Ancestra combine à la fois des séquences tournées en live-action, réalisées par une équipe de plus de 200 artistes et techniciens, et des images générées par intelligence artificielle. Ce projet prend racine dans une expérience personnelle de McNitt : sa naissance compliquée, marquée par la découverte d’une malformation cardiaque, un épisode vital et délicat qui sert d’inspiration pour évoquer des défis liés à la grossesse, rarement explorés au cinéma.
La réalisatrice n’a pas seulement utilisé des techniques avancées, elle a également intégré ses propres archives familiales, y compris des images d’elle-même in utero, pour donner au film une dimension visuelle saisissante. Elle a même entraîné les modèles d’IA avec ses photos de bébé et celles prises par son père défunt, afin de générer la représentation d’un nouveau-né qui porte son histoire.
Ce court-métrage inaugure la nouvelle aventure d’Aronofsky, baptisée Primordial Soup, une initiative qui ambitionne de repousser les frontières entre technologies émergentes et narration, tout en plaçant les créateurs au cœur de cette innovation.
Pour rappel, Eliza McNitt est également reconnue pour la série en réalité virtuelle Spheres, produite par Aronofsky et saluée pour avoir été le premier projet VR acquis lors du festival de Sundance. Les deux courts à venir sous l’égide de Primordial Soup devraient exploiter les nouvelles capacités du modèle Veo, outil de génération vidéo développé par Google DeepMind.
Découvrez Ancestra en intégralité ci-dessous.
Points à retenir
- Le projet mêle une équipe humaine conséquente et la puissance de l’intelligence artificielle pour créer une narration visuelle inédite.
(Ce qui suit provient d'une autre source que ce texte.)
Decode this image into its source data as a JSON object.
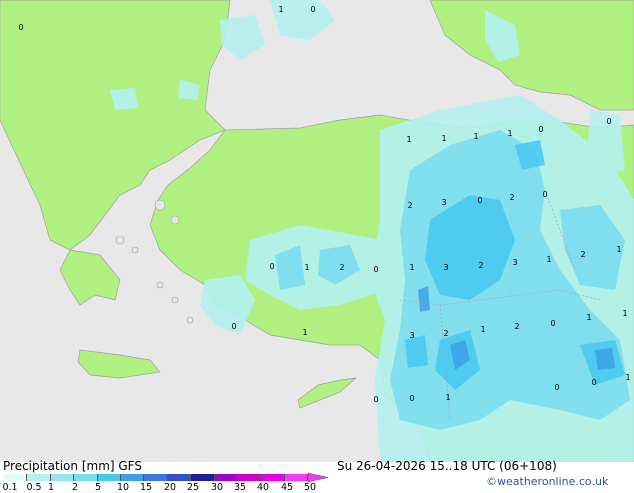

- Inspiration personnelle : le récit plonge au cœur d’expériences médicales et familiales rarement mises en image.
- La collaboration entre un réalisateur reconnu comme Aronofsky et une pointure technologique telle que Google DeepMind annonce un tournant dans le cinéma digital.
- Le mariage de techniques traditionnelles et innovantes pourrait bien bousculer la manière dont les histoires sont racontées, sans pour autant promettre une révolution immédiate pour tout le monde.
- Eliza McNitt confirme son talent à monter des ponts entre réalité virtuelle, art et technologie, en insufflant une vraie âme à ces nouvelles formes de création.
En fin de compte, cette expérience soulève une question : alors que la technologie ouvre des portes fascinantes pour raconter des histoires, ne risque-t-elle pas aussi d’imposer une nouvelle forme de dépendance au spectaculaire visuel au détriment de la simplicité narrative ? Je vous laisse réfléchir à cela pendant le générique.